TS: “Lights are ready. Okay, quiet down, everybody. Ready, and roll please!” We all threw a roll at him. So that was pretty neat.
BH: (laughs) Excellent. What did you think of the show when you saw it, when it was all finished?
TS: I thought it was cool. It was in the same genre, I felt, as Power Rangers. So I thought it was very similar, that maybe we were trying to grab some of the success of Power Rangers because, at that time, Power Rangers was absolutely huge. Obviously, we didn’t get to anywhere near that kind of notoriety, but I think that sometimes when a popular thing comes out, you see a few others pop up. So we were a little bit of a copycat of that, even though the premise of the show was completely different. So I guess we were trying to build on some of that success, and I thought it was entertaining.
I know that at one point, we were graded or rated by some communication department at some university — you may be able to find this out with some research; I don’t remember exactly what university or what study — but it was something that rated violence on television for children, and unfortunately, we were, I think, at the top of the list or maybe even the number-one most violent show for kids, which I’m not very proud of, but I guess it is what it is.

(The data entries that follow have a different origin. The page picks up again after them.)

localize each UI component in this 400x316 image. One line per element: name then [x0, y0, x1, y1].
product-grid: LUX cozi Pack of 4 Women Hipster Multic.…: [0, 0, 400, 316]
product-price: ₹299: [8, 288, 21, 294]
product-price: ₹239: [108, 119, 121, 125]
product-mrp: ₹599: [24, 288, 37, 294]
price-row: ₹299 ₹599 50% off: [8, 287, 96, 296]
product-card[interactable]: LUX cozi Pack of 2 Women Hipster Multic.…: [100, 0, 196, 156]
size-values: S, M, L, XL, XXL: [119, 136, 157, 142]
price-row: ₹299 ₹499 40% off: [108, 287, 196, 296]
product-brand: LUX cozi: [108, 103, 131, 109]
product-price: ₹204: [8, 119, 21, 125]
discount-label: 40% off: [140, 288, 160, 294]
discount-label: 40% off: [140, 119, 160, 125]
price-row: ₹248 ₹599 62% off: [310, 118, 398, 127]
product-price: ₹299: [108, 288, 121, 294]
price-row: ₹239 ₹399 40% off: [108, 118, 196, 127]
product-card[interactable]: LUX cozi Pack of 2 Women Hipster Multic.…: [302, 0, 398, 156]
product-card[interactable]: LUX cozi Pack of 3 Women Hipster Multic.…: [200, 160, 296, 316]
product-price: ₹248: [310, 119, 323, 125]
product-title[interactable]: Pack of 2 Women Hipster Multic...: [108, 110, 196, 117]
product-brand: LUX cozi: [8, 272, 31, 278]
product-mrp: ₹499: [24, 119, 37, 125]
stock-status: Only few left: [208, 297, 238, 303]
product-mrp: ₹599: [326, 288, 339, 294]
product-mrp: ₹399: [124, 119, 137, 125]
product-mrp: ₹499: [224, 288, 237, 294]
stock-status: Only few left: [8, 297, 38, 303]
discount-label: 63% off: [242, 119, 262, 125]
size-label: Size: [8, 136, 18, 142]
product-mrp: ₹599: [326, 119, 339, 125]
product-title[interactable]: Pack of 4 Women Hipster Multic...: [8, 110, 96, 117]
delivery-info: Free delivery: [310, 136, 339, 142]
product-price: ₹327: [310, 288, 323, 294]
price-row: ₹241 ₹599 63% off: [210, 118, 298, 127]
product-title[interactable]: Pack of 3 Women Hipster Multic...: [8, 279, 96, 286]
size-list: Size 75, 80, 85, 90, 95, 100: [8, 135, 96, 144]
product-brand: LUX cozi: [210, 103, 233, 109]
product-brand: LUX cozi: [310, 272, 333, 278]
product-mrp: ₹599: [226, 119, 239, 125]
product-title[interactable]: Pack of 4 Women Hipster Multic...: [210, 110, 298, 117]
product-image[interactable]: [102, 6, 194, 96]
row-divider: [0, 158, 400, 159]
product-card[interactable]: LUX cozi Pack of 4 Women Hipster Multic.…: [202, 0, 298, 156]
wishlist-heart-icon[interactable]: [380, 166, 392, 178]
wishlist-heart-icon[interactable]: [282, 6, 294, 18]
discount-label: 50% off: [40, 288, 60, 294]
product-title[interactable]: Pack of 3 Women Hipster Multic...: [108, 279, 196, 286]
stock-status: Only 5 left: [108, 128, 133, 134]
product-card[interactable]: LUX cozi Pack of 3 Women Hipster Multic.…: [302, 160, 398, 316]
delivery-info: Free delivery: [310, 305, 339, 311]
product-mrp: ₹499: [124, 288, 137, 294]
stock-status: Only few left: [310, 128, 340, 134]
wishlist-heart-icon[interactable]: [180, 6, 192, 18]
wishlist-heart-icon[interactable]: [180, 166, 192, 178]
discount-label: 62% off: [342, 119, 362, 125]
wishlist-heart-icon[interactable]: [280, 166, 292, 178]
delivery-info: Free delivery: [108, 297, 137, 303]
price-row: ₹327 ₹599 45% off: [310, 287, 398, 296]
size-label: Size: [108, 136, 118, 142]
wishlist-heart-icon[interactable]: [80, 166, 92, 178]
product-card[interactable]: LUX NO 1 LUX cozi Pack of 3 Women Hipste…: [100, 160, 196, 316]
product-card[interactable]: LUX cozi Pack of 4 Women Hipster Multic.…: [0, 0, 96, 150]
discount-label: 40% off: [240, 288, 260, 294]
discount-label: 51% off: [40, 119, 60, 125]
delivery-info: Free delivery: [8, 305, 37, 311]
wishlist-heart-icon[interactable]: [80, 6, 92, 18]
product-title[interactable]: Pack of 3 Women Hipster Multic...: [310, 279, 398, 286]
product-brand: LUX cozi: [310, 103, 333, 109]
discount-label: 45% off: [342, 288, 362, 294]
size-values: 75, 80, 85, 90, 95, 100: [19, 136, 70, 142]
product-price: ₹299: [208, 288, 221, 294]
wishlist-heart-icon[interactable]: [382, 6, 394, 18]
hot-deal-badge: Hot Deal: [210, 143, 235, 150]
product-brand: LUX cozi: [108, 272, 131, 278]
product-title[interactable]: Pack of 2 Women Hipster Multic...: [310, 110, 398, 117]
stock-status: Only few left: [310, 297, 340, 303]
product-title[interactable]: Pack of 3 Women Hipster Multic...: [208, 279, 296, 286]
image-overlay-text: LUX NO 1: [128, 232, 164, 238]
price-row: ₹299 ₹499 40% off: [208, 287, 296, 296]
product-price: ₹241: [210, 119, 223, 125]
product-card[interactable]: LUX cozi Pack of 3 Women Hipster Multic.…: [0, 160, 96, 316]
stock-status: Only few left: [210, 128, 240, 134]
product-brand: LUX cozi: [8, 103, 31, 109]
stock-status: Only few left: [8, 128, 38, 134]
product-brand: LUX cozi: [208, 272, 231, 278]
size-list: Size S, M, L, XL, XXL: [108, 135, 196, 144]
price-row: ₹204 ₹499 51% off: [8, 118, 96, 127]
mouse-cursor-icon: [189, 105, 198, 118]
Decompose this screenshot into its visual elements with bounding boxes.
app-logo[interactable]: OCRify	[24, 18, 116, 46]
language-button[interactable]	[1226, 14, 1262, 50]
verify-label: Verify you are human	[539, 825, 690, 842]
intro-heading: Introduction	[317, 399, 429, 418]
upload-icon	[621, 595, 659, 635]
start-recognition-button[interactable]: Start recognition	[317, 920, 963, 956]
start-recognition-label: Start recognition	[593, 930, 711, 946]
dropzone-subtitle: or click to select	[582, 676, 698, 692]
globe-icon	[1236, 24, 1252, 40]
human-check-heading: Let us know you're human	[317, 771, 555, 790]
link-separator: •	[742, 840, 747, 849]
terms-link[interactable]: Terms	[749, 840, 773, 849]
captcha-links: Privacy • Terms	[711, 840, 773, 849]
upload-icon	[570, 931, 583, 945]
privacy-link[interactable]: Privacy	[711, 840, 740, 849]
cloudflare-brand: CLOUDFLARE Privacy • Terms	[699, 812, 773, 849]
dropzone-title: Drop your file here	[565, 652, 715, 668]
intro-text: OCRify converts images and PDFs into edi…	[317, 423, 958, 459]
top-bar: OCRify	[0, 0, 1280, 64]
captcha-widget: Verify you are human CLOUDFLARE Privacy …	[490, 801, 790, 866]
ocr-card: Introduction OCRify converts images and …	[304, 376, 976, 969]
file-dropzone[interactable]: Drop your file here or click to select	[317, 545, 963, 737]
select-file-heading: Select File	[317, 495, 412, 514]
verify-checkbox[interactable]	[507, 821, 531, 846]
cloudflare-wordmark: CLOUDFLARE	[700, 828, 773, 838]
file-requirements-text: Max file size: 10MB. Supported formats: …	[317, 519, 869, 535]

BH: It’s an interesting footnote, nonetheless.
TS: Yeah. So it was interesting, and I don’t really think it was that violent because they’re kind of like cartoon characters. It is live-action, and I guess it was sort of violent, but apparently it was rated by some university as the most violent show for kids.
One thought on “AMP IT UP! Troy Slaten on the Making of ‘Superhuman Samurai Syber-Squad’!”
Great interview, except you forgot asking him on why he left the show half season, there was even an (sort of) tribute episode (Hasta la Virus, Baby!) when he was replaced.